Достоевский когда-то назвал это мукой «вынужденного общего сожительства», и это истинно так. (Впрочем, цитировать здесь Достоевского вряд ли уместно. Лучше эту фразу уберём.)
Как часто, доведённый до отчаяния, я мечтал избавиться от этого вынужденного общего сожительства! Как жаждал истинного одиночества, понимая, что никогда, до самой смерти, мне не суждено его обрести. Я даже торопил смерть, надеясь, что с ней придёт наконец желанное одиночество. (Мне бы хотелось рассказать здесь ещё и о своей тяге к самоубийству, но это невозможно.)
Чем хуже этот мир, тем легче будет его покинуть.
Боже, дай мне желание жить…
Отложив перо, Такэо вздохнул. Что-то сегодня не пишется. Из-под пера выходят только мрачные мысли, их приходится вымарывать, в результате бумага сплошь в безобразных пятнах.
И после первого слушания дела в суде, и после второго, и после вынесения решения Такэо неоднократно приходила в голову мысль оформить официальный отказ от права на апелляцию, но он так и не решился.

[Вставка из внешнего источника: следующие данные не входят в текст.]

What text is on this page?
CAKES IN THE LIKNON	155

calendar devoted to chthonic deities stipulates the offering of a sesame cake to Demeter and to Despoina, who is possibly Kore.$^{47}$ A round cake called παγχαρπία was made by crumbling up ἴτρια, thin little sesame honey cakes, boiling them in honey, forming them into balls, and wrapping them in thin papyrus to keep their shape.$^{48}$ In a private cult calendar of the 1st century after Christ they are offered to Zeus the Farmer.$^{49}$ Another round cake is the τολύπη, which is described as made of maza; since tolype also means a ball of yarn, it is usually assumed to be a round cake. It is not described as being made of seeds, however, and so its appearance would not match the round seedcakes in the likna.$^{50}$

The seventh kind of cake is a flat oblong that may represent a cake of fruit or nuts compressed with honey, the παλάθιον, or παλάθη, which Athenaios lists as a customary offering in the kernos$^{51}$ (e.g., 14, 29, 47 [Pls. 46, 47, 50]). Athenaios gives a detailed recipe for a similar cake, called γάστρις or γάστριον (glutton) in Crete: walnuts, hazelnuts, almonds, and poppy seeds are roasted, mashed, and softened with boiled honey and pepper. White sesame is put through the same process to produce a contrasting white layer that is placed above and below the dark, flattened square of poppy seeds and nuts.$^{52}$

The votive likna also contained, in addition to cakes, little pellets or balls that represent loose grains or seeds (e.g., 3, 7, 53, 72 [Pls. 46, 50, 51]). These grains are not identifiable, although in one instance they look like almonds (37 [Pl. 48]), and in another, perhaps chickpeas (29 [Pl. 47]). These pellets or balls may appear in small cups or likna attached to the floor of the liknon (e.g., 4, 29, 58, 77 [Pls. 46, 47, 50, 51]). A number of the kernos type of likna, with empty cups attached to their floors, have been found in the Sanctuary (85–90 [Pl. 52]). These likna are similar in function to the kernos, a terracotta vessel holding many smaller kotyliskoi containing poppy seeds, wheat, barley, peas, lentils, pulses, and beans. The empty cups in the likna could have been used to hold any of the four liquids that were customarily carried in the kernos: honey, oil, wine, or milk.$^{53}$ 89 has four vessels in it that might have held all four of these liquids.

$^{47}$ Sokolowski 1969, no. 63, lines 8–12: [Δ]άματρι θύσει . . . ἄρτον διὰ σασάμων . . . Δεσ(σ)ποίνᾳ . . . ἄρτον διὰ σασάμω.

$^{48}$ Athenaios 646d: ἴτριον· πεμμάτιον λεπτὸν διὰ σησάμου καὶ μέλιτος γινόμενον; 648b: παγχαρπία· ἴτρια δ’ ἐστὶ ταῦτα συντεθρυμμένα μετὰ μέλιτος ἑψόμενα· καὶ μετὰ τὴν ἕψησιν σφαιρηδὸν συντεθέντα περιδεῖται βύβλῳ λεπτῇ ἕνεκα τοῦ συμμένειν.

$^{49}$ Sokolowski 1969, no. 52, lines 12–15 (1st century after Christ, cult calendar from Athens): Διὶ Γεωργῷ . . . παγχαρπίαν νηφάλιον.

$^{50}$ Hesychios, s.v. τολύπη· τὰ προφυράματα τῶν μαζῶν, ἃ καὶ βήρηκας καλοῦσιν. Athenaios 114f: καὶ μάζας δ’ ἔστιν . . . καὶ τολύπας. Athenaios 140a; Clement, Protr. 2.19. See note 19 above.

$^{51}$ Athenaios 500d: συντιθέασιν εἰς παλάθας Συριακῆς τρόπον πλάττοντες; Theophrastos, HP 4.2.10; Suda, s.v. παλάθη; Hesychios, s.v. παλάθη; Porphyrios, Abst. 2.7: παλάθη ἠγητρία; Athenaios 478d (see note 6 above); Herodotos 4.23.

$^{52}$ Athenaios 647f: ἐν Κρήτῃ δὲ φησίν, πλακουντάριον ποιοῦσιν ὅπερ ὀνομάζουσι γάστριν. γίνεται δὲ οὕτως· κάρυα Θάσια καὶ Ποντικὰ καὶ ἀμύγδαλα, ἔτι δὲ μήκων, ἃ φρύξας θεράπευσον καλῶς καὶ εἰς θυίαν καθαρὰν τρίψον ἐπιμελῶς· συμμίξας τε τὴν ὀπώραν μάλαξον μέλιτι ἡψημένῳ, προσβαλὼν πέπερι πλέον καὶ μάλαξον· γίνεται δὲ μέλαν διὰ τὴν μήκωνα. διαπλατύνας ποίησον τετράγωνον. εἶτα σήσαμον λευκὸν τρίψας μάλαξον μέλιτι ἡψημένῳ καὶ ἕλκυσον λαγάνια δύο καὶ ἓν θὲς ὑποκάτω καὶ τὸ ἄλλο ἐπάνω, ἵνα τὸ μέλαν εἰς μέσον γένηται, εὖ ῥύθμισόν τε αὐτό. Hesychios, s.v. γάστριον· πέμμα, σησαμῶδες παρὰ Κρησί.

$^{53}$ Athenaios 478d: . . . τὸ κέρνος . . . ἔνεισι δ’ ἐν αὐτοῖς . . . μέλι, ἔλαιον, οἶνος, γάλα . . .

Если бы не мать, он сделал бы это и, получив окончательный приговор, отправился бы к месту исполнения наказания. Как часто он думал: «Всё, с меня довольно.» Надоело участвовать в скучной пьесе, где роли распределены заранее: прокурор, судья, журналисты – олицетворяли собой справедливость, ему же была уготована роль злодея. Сколько раз в суде его так и подмывало закричать: «Да убейте же меня наконец!»
Но нет, должны быть соблюдены все положенные ритуалы. И долг злостного преступника Такэо Кусумото – смиренно подчиниться законам этой бойни, это единственное, что связывает его с остальными людьми, мнящими себя поборниками справедливости.

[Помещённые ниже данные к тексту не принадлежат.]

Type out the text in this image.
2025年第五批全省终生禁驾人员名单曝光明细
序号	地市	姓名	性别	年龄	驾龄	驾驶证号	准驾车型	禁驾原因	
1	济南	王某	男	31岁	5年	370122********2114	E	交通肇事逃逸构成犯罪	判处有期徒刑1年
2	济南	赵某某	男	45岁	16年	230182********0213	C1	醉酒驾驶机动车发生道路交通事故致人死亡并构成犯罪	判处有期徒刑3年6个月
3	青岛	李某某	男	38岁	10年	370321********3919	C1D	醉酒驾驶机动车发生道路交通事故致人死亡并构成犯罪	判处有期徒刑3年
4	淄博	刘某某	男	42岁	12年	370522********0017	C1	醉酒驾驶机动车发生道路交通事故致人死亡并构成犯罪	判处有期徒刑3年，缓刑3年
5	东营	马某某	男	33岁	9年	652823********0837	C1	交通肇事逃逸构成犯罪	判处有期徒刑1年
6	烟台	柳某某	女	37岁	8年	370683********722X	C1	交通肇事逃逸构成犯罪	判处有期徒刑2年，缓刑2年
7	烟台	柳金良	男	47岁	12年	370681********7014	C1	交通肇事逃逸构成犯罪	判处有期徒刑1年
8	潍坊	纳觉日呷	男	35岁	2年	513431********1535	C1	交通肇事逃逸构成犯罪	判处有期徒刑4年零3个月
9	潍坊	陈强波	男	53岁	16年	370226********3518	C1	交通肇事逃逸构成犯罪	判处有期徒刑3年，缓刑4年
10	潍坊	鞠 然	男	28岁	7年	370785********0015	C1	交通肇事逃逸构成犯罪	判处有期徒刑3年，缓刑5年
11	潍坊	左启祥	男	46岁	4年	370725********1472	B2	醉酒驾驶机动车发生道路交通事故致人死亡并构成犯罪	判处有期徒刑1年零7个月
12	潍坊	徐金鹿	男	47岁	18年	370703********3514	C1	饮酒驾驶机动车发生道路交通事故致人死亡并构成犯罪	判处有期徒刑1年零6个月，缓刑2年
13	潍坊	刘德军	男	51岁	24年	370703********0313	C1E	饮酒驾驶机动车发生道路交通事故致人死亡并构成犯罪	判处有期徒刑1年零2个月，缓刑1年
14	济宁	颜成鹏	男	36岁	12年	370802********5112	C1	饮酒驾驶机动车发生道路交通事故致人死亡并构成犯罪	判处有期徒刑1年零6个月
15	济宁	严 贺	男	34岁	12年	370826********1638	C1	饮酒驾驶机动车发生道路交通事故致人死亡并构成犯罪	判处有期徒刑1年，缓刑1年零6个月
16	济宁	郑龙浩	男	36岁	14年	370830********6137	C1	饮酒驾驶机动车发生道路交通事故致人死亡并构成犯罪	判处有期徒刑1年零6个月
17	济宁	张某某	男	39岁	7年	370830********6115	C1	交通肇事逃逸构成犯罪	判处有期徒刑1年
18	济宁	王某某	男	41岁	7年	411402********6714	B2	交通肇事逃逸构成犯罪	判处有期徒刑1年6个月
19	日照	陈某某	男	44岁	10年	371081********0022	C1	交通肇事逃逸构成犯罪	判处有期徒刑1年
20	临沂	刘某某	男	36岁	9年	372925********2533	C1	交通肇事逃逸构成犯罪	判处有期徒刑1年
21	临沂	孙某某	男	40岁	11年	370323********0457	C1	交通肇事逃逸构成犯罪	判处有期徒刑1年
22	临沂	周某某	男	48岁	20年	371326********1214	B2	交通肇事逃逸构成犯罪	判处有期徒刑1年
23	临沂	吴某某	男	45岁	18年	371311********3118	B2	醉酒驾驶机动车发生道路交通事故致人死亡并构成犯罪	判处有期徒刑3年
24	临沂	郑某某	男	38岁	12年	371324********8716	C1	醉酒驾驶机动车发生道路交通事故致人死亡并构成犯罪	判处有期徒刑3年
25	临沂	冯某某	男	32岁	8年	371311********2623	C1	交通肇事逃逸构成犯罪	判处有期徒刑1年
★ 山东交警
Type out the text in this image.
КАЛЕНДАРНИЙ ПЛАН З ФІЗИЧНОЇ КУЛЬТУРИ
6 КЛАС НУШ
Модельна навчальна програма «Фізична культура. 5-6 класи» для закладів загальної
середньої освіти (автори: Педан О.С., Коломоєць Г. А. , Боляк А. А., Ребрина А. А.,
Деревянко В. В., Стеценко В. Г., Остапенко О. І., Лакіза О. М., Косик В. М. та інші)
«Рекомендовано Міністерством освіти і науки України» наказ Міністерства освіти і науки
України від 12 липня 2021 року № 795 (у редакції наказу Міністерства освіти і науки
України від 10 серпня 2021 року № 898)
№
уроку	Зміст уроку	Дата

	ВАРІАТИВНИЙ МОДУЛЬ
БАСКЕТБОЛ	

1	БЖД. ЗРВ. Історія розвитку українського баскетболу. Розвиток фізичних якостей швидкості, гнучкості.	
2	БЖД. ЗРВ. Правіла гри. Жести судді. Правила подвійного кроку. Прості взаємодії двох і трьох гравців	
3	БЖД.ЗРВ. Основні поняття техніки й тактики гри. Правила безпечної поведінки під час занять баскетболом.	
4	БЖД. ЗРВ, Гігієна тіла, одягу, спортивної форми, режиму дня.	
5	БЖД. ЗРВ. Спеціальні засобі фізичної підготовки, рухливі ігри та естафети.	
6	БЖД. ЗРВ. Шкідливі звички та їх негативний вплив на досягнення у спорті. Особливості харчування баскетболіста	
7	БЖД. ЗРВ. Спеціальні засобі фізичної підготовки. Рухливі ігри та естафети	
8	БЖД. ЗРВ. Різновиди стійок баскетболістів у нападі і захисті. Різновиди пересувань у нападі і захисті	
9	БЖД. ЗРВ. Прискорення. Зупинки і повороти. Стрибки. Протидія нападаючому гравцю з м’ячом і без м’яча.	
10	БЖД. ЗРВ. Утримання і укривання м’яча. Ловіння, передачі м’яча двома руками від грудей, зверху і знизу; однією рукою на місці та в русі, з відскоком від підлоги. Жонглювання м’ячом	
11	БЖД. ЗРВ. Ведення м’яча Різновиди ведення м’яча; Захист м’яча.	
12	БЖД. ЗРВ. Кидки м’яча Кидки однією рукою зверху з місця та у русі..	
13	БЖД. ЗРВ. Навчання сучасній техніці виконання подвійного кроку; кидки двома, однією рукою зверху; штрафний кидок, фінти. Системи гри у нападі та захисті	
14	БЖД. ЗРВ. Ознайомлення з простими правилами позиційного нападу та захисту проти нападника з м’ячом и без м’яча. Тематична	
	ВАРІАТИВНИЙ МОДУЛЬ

Мать требовала, чтобы он подавал апелляцию, чтобы не сдавался, добивался передачи дела в верховный суд. К тому времени патера Шома уже не было в живых, а новый тюремный священник патер Пишон говорил: «Вы не должны огорчать матушку…» Как только он подал апелляционную жалобу, газетчики подняли шум: «Кровавый убийца цепляется за жизнь», «Кусумото из бара „Траумерай" боится смерти». Свиданий с ним стали требовать люди, участвующие в организованном его матерью движении за сбор подписей под ходатайством о его помиловании, они лезли со своими утешениями, твердя: «Не надо терять надежды, мы добьёмся смягчения наказания». Все они исходили из ошибочного представления о том, что он дорожит своей жизнью. И ему ничего не оставалось делать, как притворяться, что это действительно так.
Но на самом деле он давно уже утратил желание жить. Впервые он понял это, когда писал свои заметки «О зле». Где-то там есть такие слова: «Преступление – это попытка доведённого до отчаяния человека прорваться к смерти». Он не сам их придумал, просто переиначил случайно услышанное где-то высказывание Сартра. Сартр говорил: «Талант не даётся от природы, это та лазейка, которая возникает перед доведённым до отчаяния человеком».

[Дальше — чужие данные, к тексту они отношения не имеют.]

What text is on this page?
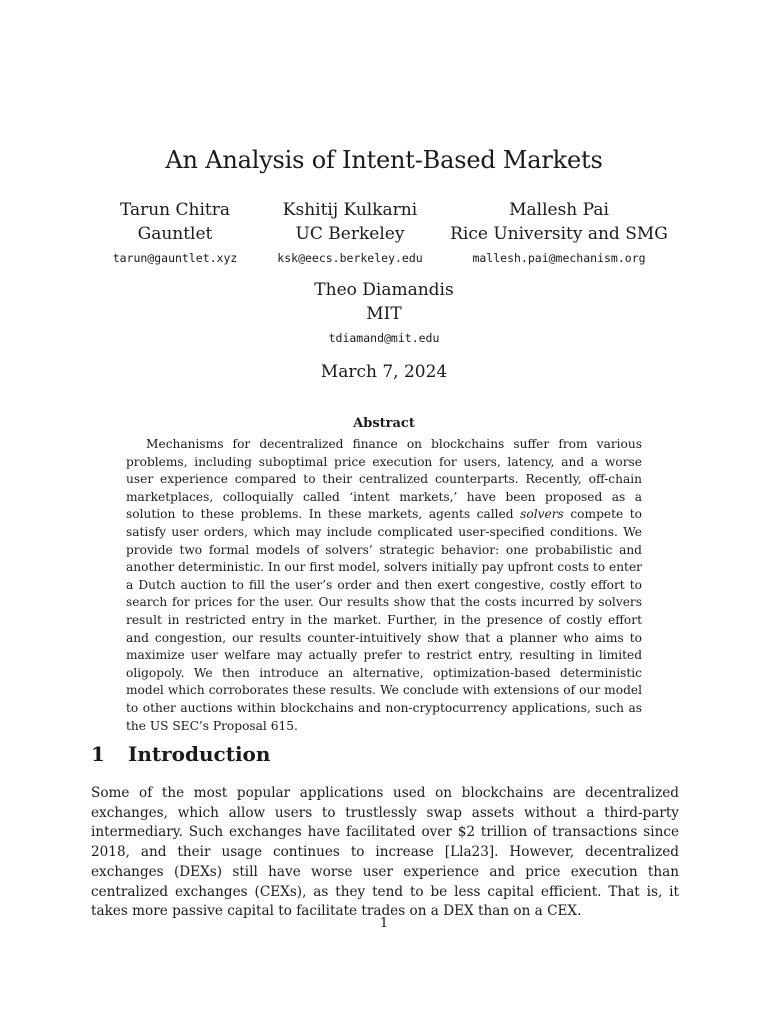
An Analysis of Intent-Based Markets
Tarun Chitra
Gauntlet
tarun@gauntlet.xyz
Kshitij Kulkarni
UC Berkeley
ksk@eecs.berkeley.edu
Mallesh Pai
Rice University and SMG
mallesh.pai@mechanism.org
Theo Diamandis
MIT
tdiamand@mit.edu
March 7, 2024
Abstract

Mechanisms for decentralized finance on blockchains suffer from various problems, including suboptimal price execution for users, latency, and a worse user experience compared to their centralized counterparts. Recently, off-chain marketplaces, colloquially called ‘intent markets,’ have been proposed as a solution to these problems. In these markets, agents called solvers compete to satisfy user orders, which may include complicated user-specified conditions. We provide two formal models of solvers’ strategic behavior: one probabilistic and another deterministic. In our first model, solvers initially pay upfront costs to enter a Dutch auction to fill the user’s order and then exert congestive, costly effort to search for prices for the user. Our results show that the costs incurred by solvers result in restricted entry in the market. Further, in the presence of costly effort and congestion, our results counter-intuitively show that a planner who aims to maximize user welfare may actually prefer to restrict entry, resulting in limited oligopoly. We then introduce an alternative, optimization-based deterministic model which corroborates these results. We conclude with extensions of our model to other auctions within blockchains and non-cryptocurrency applications, such as the US SEC’s Proposal 615.

1 Introduction

Some of the most popular applications used on blockchains are decentralized exchanges, which allow users to trustlessly swap assets without a third-party intermediary. Such exchanges have facilitated over $2 trillion of transactions since 2018, and their usage continues to increase [Lla23]. However, decentralized exchanges (DEXs) still have worse user experience and price execution than centralized exchanges (CEXs), as they tend to be less capital efficient. That is, it takes more passive capital to facilitate trades on a DEX than on a CEX.

1
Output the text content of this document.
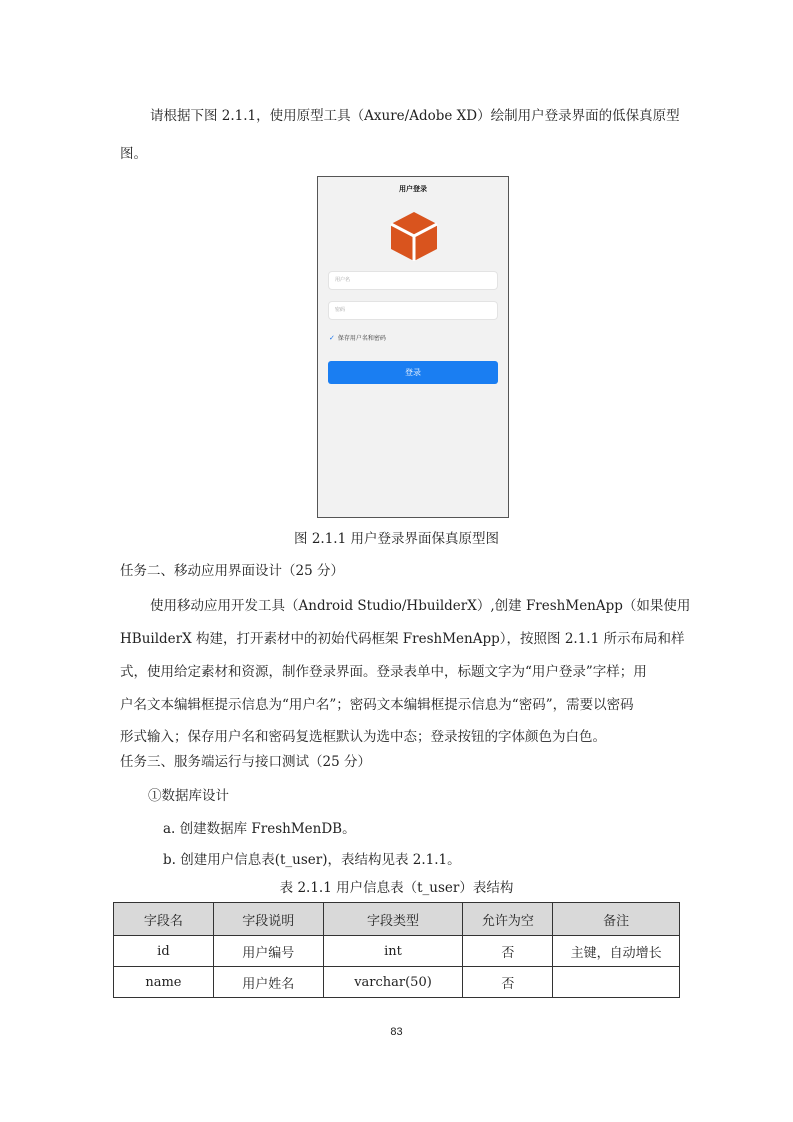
请根据下图 2.1.1，使用原型工具（Axure/Adobe XD）绘制用户登录界面的低保真原型
图。
用户登录
用户名
密码
✓ 保存用户名和密码
登录
图 2.1.1 用户登录界面保真原型图
任务二、移动应用界面设计（25 分）
使用移动应用开发工具（Android Studio/HbuilderX）,创建 FreshMenApp（如果使用
HBuilderX 构建，打开素材中的初始代码框架 FreshMenApp），按照图 2.1.1 所示布局和样
式，使用给定素材和资源，制作登录界面。登录表单中，标题文字为“用户登录”字样；用
户名文本编辑框提示信息为“用户名”；密码文本编辑框提示信息为“密码”，需要以密码
形式输入；保存用户名和密码复选框默认为选中态；登录按钮的字体颜色为白色。
任务三、服务端运行与接口测试（25 分）
①数据库设计
a. 创建数据库 FreshMenDB。
b. 创建用户信息表(t_user)，表结构见表 2.1.1。
表 2.1.1 用户信息表（t_user）表结构
字段名	字段说明	字段类型	允许为空	备注
id	用户编号	int	否	主键，自动增长
name	用户姓名	varchar(50)	否	
83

И тем не менее, когда ему был вынесен смертный приговор и он оказался в нулевой зоне, у него не возникло ощущения, что он нашёл наконец свою лазейку, наоборот, им овладело ещё большее отчаяние. Приблизившись к столь желанной смерти, он понял, что заблуждался.
Ему случалось проходить мимо опустевшей камеры, обитателя которой только что увели на казнь, вот и сегодня он проходил мимо камеры Сунады. Стоит исчезнуть одному человеку, на его место тут же приходит другой. Место Сунады занял Карасава. Кого-то уводят, кого-то приводят, это однообразное чередование уводов и приводов и есть смерть в здешнем её понимании. Выращивают и убивают, как бройлеров. Можно сказать – массовое производство смерти.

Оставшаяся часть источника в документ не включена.